主人公は、東京で選挙コンサルタント会社を経営する40代半ばの「ぼく」。地方に張り付いて勝利で選挙戦を終えた後は、即行自宅に戻って思い切りシャワーを浴びる。洗い落とすのは埃や疲労だけではなく、逗留中に染みついたうらぶれた町の匂い、旧態依然とした陣営のぬるぬるした人間関係、その先に人びとの幸せがあるのかわからない目前の勝利のために全力を注ぐ運動員たちの悲哀など。そうして一つひとつの選挙を忘れようと努めることで、心の健全を保っている。
この「体を洗う」という行為だけで、主人公が経てきたであろう幾多の選挙の生々しさが想像できる。著者は、決して事細かに描写はしない。けれども読み手は推察する余地を存分に与えられて、どんどん深入りしていく。

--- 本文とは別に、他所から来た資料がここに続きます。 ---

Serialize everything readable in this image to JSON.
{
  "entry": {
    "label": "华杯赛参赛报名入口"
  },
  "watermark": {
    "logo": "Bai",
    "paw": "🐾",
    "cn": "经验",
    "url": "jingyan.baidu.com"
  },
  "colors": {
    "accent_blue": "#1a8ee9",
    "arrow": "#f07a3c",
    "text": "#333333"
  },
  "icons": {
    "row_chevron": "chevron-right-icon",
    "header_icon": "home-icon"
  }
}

主人公が今回受けた案件は、超保守王国に風を吹かせようとする女たちによる女たちのための選挙だが、ストーリーが女で完結しているわけではない。成り行き上、選対でボランティアをする女たちの子どもを世話することになった「ぼくら」は、にわか託児所と化した滞在部屋で子どもを寝かしつける。暗くなってもなかなか寝入らない子どもたちの傍らで、「ぼく」は思う。母になった女たちが過ごす瞑想のようなこの静けさは、自身の傷ついた羽を休めると同時に、男たちが決して離れることのできない現象の世界を俯瞰するかけがえのない時間なのではないかと。
「あの瞑想の時間が自分のものになるのなら」、マリアの子育てだって引き受けてもいい、と「ぼく」は思う。女に歩み寄って新しい境地を発見した男は、見違えるように魅力的になる。これまで選挙という男社会でしか生きてこなかった主人公にさりげなく女性性をかぶせるあたり、キザなセリフを吐かせるよりも、「ぼく」の胸の内を描いていて感服する。
『マリアの選挙』は、女たちの選挙を扱いながら、主人公たる男の心の内を露わにする。選挙コンサルタントとしての立ち回りを読むよりも、主人公の心情を周縁の描写から読み取る作業が楽しい。